Passage
Subject yourselves therefore to God. Resist the devil, and he will flee from you.
Subject yourselves therefore to God. Resist the devil, and he will flee from you.
James 4:5 Think ye that the scripture speaks in vain? Does the Spirit which has taken his abode in us desire enviously?
James 4:6 But he gives more grace. Wherefore he says, God sets himself against [the] proud, but gives grace to [the] lowly.
James 4:7 Subject yourselves therefore to God. Resist the devil, and he will flee from you.
James 4:8 Draw near to God, and he will draw near to you. Cleanse [your] hands, sinners, and purify [your] hearts, ye double-minded.
James 4:9 Be wretched, and mourn, and weep: let your laughter be turned to mourning, and [your] joy to heaviness.

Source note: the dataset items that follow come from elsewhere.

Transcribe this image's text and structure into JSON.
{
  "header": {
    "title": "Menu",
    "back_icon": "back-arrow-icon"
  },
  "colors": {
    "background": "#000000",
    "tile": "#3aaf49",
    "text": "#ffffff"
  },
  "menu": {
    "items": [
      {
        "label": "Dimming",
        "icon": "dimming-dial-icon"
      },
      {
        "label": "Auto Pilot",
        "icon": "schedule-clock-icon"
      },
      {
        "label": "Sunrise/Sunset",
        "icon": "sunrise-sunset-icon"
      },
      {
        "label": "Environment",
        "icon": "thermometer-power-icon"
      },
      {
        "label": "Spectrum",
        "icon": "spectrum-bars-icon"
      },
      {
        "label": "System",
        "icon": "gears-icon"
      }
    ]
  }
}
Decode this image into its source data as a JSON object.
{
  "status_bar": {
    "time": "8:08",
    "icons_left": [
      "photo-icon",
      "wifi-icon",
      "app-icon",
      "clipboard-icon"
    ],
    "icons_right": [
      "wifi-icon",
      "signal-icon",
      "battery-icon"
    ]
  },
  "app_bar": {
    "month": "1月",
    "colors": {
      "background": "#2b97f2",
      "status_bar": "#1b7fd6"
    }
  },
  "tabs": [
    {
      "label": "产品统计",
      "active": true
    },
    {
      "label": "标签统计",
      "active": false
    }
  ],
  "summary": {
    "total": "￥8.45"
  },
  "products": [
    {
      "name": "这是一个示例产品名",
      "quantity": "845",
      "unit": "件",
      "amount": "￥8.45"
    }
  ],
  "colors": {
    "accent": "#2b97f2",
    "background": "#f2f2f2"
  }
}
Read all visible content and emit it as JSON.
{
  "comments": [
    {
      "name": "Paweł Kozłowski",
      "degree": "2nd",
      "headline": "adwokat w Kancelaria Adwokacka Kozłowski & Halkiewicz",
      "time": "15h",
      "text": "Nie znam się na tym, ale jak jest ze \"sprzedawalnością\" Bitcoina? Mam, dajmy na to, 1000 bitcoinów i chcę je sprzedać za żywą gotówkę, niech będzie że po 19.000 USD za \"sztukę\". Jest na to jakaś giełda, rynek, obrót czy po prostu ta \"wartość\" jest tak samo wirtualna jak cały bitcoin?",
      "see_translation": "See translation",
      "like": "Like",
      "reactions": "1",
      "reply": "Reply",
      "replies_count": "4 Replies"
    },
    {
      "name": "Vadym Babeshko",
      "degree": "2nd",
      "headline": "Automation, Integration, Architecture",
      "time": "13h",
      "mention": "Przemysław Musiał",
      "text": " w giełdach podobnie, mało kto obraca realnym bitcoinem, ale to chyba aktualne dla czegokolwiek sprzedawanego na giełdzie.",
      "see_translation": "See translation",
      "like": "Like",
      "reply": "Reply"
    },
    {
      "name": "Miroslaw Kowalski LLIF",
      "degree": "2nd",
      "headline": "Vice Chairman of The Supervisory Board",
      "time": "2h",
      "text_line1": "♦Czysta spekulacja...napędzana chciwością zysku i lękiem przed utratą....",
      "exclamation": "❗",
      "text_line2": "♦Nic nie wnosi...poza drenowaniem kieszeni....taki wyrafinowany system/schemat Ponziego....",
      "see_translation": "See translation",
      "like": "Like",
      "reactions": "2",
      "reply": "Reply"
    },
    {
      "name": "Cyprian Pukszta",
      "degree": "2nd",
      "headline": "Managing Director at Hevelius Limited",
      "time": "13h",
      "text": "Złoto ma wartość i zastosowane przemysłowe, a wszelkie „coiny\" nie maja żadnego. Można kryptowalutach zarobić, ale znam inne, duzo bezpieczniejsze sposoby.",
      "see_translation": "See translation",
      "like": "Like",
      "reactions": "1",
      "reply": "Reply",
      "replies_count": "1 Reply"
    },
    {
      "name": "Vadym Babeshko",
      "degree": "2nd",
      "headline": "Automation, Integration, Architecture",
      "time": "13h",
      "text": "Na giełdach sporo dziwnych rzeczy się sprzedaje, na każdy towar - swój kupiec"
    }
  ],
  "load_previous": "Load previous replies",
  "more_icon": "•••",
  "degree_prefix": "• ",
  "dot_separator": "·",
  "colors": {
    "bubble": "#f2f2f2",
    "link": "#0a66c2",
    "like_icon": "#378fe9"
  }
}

The verse centers on "subject", "yourselves", "therefore", "resist", "devil", and "flee". It is saying that the verse draws attention to "subject" and "yourselves", so its meaning should be read from those terms before moving to application.
The nearby context moves from verse 6's "But he gives more grace Wherefore he..." into verse 8's "Draw near to God and he will...", so "subject" and "yourselves" belong inside that flow. In James context, the local focus is Christ, faith, and discipleship.
A plain takeaway is to answer the verse's own emphasis on "subject" and "yourselves" with trust shaped by these words, not by a vague optimism outside the passage.